Debió realizarse un extraordinario progreso en el desarrollo del entendimiento, así que entró en uso, mitad por arte y mitad por instinto, el lenguaje, pues el hábito repetido de la palabra al obrar activamente sobre el cerebro y producir efectos hereditarios, impulsaba a la vez el perfeccionamiento del lenguaje. (…) esa máquina admirable, que fija nombres a toda clase de objetos y cualidades y provoca series de pensamientos que nunca habrían surgido de la sola impresión de los sentidos, y que, por otra, no podrían seguirse, aunque éstos los hubieran provocado, sin el lenguaje. Las facultades intelectuales del hombre más elevadas, como las de raciocinio, abstracción, propia conciencia, etc. son probablemente consecuencias del constante mejoramiento y ejercicio de las otras facultades intelectuales.

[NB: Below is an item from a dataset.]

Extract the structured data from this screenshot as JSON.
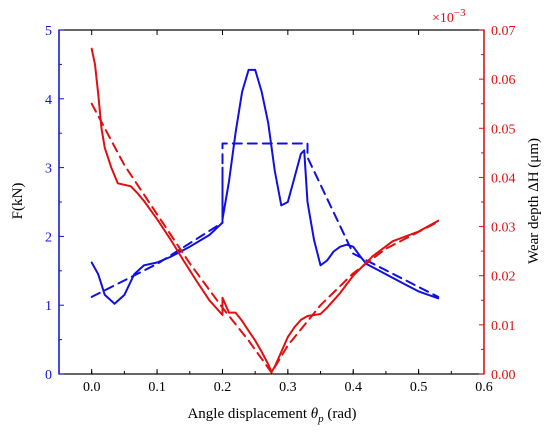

El desarrollo de las cualidades morales es problema de mayor interés. Su fundamento descansa en los instintos sociales, comprendiendo en este término los lazos de familia.(…)
Ser moral es aquel capaz de reflexionar sobre sus actos pasados y sus motivos, y de aprobar unos y desaprobar otros”.

Bibliografía

Lindholm, C., Culture and identity: The History, Theory and Practice of Psychological Anthropology, McGraw-Hill, Boston, 2001.
Romaine, S., Language in Society: An Introduction to Sociolinguistics, Oxford University Press, New York, 1994.